Colombia Central Banker Says Trade Gap Limits Space for Rate CutEric Martin and Oscar Medina
Colombia’s widening current account deficit is preventing the central bank from acting to stimulate the slowing economy, central bank co-director Ana Fernanda Maiguashca said.
The economy will grow at less than its full capacity this year, which would normally open the possibility for monetary stimulus were policy makers not concerned by the deficit, Maiguashca said Friday in an interview in Riviera Maya in Mexico.
“The reason I believe we don’t have any kind of counter-cyclical space for monetary policy to act any further is because the current account deficit had widened so much in 2014,” Maiguashca said. “We are not using that stance because we have an external vulnerability, which is an important factor to consider in a small open economy.”
Maiguashca and her colleagues on the seven-member board will leave the policy rate unchanged at 4.5 percent for the rest of the year, according to the median estimate of the most recent central bank survey of economists. That’s a level that is stimulating the economy, although that effect will diminish during the year as inflation slows, increasing borrowing costs in real terms, she said.

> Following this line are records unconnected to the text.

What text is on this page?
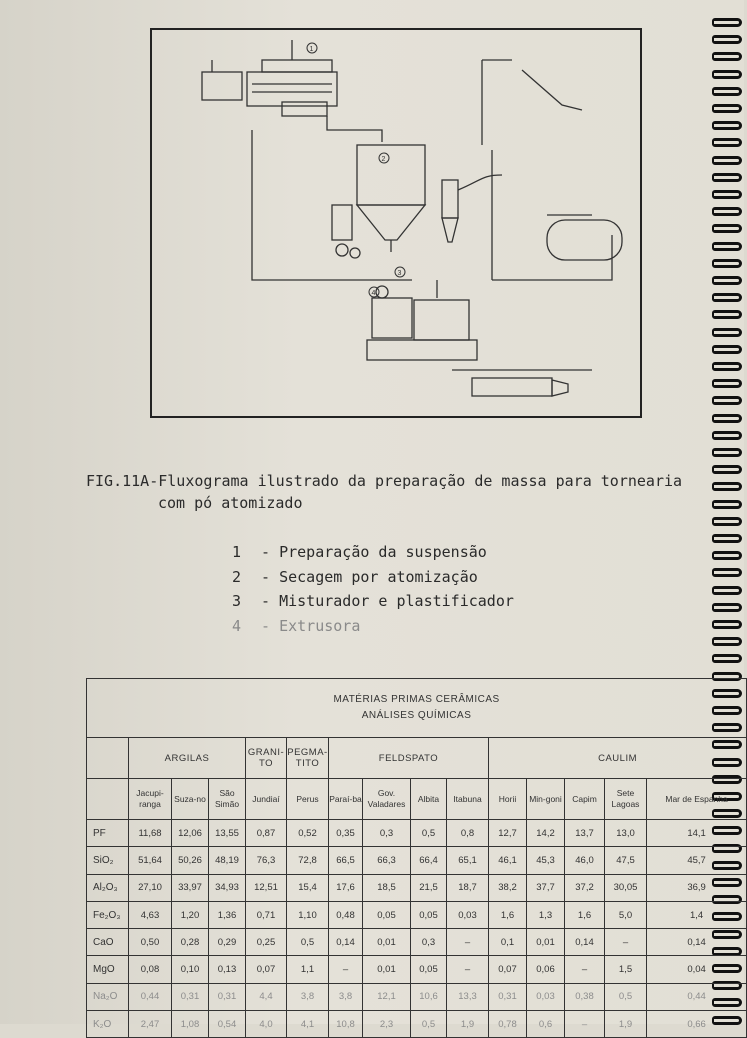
1
2
3
4
FIG.11A-Fluxograma ilustrado da preparação de massa para tornearia
com pó atomizado
1 - Preparação da suspensão
2 - Secagem por atomização
3 - Misturador e plastificador
4 - Extrusora
MATÉRIAS PRIMAS CERÂMICAS
ANÁLISES QUÍMICAS														

	ARGILAS			GRANI-TO	PEGMA-TITO	FELDSPATO				CAULIM				
	Jacupi-ranga	Suza-no	São Simão	Jundiaí	Perus	Paraí-ba	Gov. Valadares	Albita	Itabuna	Horii	Min-goni	Capim	Sete Lagoas	Mar de Espanha
PF	11,68	12,06	13,55	0,87	0,52	0,35	0,3	0,5	0,8	12,7	14,2	13,7	13,0	14,1
SiO₂	51,64	50,26	48,19	76,3	72,8	66,5	66,3	66,4	65,1	46,1	45,3	46,0	47,5	45,7
Al₂O₃	27,10	33,97	34,93	12,51	15,4	17,6	18,5	21,5	18,7	38,2	37,7	37,2	30,05	36,9
Fe₂O₃	4,63	1,20	1,36	0,71	1,10	0,48	0,05	0,05	0,03	1,6	1,3	1,6	5,0	1,4
CaO	0,50	0,28	0,29	0,25	0,5	0,14	0,01	0,3	–	0,1	0,01	0,14	–	0,14
MgO	0,08	0,10	0,13	0,07	1,1	–	0,01	0,05	–	0,07	0,06	–	1,5	0,04
Na₂O	0,44	0,31	0,31	4,4	3,8	3,8	12,1	10,6	13,3	0,31	0,03	0,38	0,5	0,44
K₂O	2,47	1,08	0,54	4,0	4,1	10,8	2,3	0,5	1,9	0,78	0,6	–	1,9	0,66
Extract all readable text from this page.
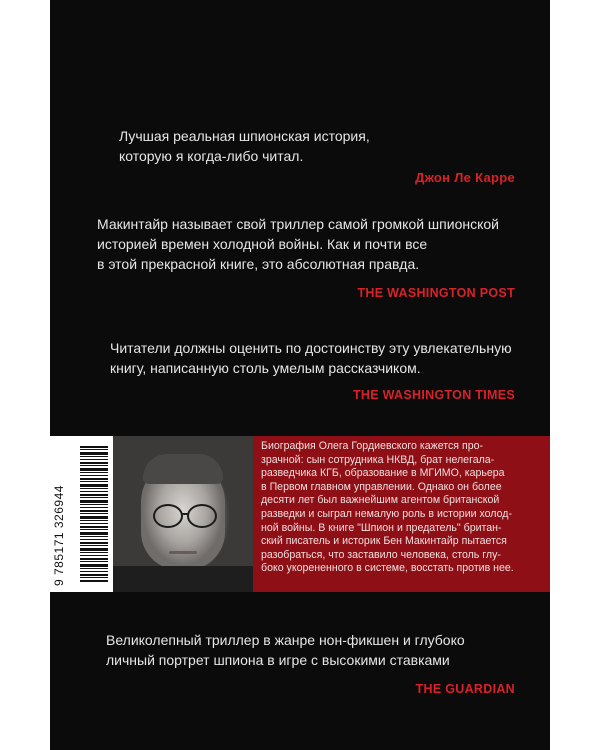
Лучшая реальная шпионская история,
которую я когда-либо читал.
Джон Ле Карре
Макинтайр называет свой триллер самой громкой шпионской
историей времен холодной войны. Как и почти все
в этой прекрасной книге, это абсолютная правда.
THE WASHINGTON POST
Читатели должны оценить по достоинству эту увлекательную
книгу, написанную столь умелым рассказчиком.
THE WASHINGTON TIMES
9 785171 326944
Биография Олега Гордиевского кажется про-
зрачной: сын сотрудника НКВД, брат нелегала-
разведчика КГБ, образование в МГИМО, карьера
в Первом главном управлении. Однако он более
десяти лет был важнейшим агентом британской
разведки и сыграл немалую роль в истории холод-
ной войны. В книге "Шпион и предатель" британ-
ский писатель и историк Бен Макинтайр пытается
разобраться, что заставило человека, столь глу-
боко укорененного в системе, восстать против нее.
Великолепный триллер в жанре нон-фикшен и глубоко
личный портрет шпиона в игре с высокими ставками
THE GUARDIAN
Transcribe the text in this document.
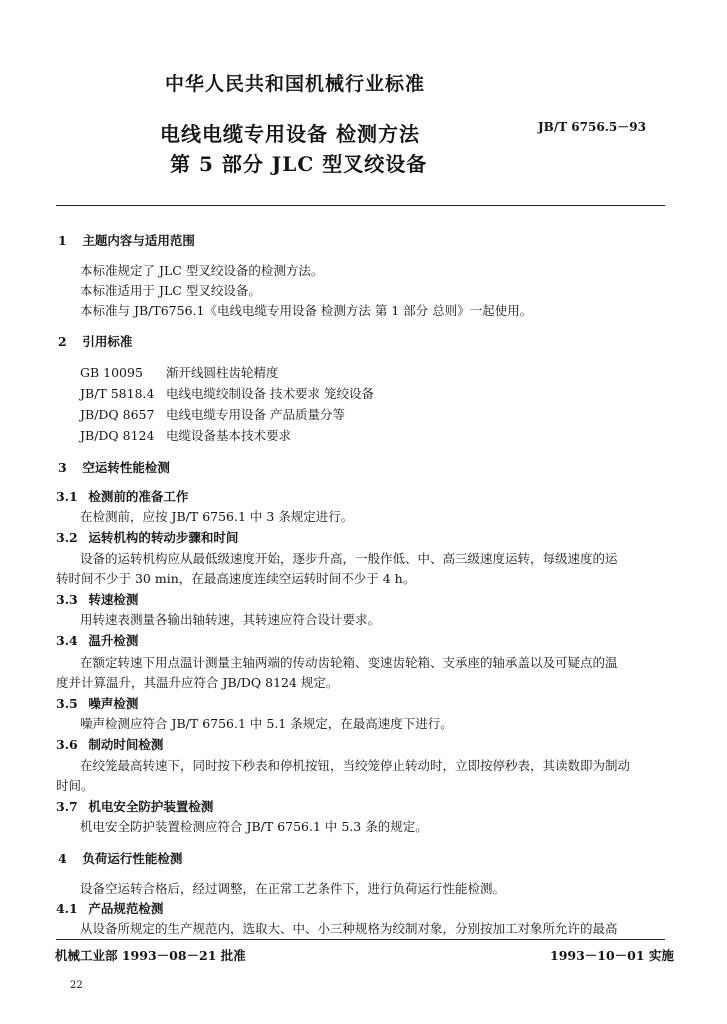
中华人民共和国机械行业标准
电线电缆专用设备 检测方法
第 5 部分 JLC 型叉绞设备
JB/T 6756.5－93
1 主题内容与适用范围
本标准规定了 JLC 型叉绞设备的检测方法。
本标准适用于 JLC 型叉绞设备。
本标准与 JB/T6756.1《电线电缆专用设备 检测方法 第 1 部分 总则》一起使用。
2 引用标准
GB 10095 渐开线圆柱齿轮精度
JB/T 5818.4 电线电缆绞制设备 技术要求 笼绞设备
JB/DQ 8657 电线电缆专用设备 产品质量分等
JB/DQ 8124 电缆设备基本技术要求
3 空运转性能检测
3.1 检测前的准备工作
在检测前，应按 JB/T 6756.1 中 3 条规定进行。
3.2 运转机构的转动步骤和时间
设备的运转机构应从最低级速度开始，逐步升高，一般作低、中、高三级速度运转，每级速度的运
转时间不少于 30 min，在最高速度连续空运转时间不少于 4 h。
3.3 转速检测
用转速表测量各输出轴转速，其转速应符合设计要求。
3.4 温升检测
在额定转速下用点温计测量主轴两端的传动齿轮箱、变速齿轮箱、支承座的轴承盖以及可疑点的温
度并计算温升，其温升应符合 JB/DQ 8124 规定。
3.5 噪声检测
噪声检测应符合 JB/T 6756.1 中 5.1 条规定，在最高速度下进行。
3.6 制动时间检测
在绞笼最高转速下，同时按下秒表和停机按钮，当绞笼停止转动时，立即按停秒表，其读数即为制动
时间。
3.7 机电安全防护装置检测
机电安全防护装置检测应符合 JB/T 6756.1 中 5.3 条的规定。
4 负荷运行性能检测
设备空运转合格后，经过调整，在正常工艺条件下，进行负荷运行性能检测。
4.1 产品规范检测
从设备所规定的生产规范内，选取大、中、小三种规格为绞制对象，分别按加工对象所允许的最高
机械工业部 1993－08－21 批准	1993－10－01 实施
22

The deficit widened to 5.2 percent of gross domestic product last year, the most in more than a decade, from 3.4 percent in 2013, as prices fell for the nation’s oil and coal exports. In the minutes to its April policy meeting published Friday in Bogota, the central bank forecast that the deficit will widen to 5.3 percent this year.

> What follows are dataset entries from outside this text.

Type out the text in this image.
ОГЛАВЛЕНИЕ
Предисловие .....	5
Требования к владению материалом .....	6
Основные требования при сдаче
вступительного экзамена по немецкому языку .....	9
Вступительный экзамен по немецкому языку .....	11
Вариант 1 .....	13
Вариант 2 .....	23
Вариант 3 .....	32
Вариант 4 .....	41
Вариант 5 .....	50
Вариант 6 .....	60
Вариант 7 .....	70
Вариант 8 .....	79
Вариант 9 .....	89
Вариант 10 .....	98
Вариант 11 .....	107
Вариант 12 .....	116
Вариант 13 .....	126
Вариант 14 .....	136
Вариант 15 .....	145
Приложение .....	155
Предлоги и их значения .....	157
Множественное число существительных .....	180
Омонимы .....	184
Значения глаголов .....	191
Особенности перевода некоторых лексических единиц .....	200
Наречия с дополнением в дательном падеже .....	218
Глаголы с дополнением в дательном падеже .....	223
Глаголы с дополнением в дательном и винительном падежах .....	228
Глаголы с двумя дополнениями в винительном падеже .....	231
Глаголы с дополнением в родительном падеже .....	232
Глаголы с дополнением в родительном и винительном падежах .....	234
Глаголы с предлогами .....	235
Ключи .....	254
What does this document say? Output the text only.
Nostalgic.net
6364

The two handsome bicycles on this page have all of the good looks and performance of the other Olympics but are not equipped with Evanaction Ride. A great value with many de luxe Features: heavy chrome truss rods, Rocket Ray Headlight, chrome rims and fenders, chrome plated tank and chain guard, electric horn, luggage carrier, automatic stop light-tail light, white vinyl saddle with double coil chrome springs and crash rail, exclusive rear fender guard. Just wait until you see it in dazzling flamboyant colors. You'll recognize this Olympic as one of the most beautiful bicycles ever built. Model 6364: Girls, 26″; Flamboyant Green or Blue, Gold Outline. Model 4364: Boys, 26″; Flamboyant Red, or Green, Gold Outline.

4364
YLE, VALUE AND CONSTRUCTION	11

Annual inflation unexpectedly accelerated to 4.64 percent in April, its fastest pace since 2009, as food prices surged amid unfavorable farming weather and import prices were boosted by the 19 percent fall in the peso over the last 12 months.
“We have inflationary pressures. They have not contaminated expectations for 2016, but that remains to be seen,” Maiguashca said. In the minutes, the central bank emphasized the importance that “medium term” inflation expectations remain close to the 3 percent target.

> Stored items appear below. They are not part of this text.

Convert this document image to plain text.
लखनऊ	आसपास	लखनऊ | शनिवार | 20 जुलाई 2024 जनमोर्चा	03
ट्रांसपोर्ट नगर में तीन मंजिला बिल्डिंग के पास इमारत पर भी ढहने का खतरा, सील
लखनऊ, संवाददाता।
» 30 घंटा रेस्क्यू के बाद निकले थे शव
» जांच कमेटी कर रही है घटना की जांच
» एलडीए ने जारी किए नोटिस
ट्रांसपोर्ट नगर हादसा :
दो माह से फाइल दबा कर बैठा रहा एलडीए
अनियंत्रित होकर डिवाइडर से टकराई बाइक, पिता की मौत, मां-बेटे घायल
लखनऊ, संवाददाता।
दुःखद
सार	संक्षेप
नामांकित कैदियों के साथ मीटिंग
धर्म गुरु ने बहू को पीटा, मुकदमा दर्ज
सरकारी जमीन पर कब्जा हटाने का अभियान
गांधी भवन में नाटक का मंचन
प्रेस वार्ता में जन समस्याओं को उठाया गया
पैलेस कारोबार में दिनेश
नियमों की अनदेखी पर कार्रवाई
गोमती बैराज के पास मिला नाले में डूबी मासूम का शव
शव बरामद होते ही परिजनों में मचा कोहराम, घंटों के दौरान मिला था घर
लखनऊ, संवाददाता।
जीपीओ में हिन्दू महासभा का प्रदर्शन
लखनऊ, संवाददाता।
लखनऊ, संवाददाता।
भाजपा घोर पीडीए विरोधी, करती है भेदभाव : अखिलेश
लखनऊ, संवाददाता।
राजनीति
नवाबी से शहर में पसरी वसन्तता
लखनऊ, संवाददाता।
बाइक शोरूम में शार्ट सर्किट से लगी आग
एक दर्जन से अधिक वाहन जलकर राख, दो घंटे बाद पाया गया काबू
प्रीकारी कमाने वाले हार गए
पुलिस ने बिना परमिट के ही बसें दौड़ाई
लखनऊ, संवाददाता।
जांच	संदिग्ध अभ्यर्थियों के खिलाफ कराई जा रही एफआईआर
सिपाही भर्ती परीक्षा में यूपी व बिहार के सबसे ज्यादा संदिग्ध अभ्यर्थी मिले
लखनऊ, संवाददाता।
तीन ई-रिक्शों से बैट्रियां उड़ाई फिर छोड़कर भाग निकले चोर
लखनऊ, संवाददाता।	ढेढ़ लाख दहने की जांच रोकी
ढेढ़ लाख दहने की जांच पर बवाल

Inflation will slow to below 4 percent by the end of the year, and will return to target next year, Maiguashca said.
The central bank cut its official 2015 growth forecast for a second time this year, to 3.1 or 3.2 percent, from 3.6 percent. That would be the nation’s slowest expansion since 2009, while outstripping the 0.9 percent growth that the International Monetary Fund forecasts for the whole of Latin America and the Caribbean.
Last year the economy expanded 4.6 percent, outpacing growth in Brazil, Mexico, Chile and Peru.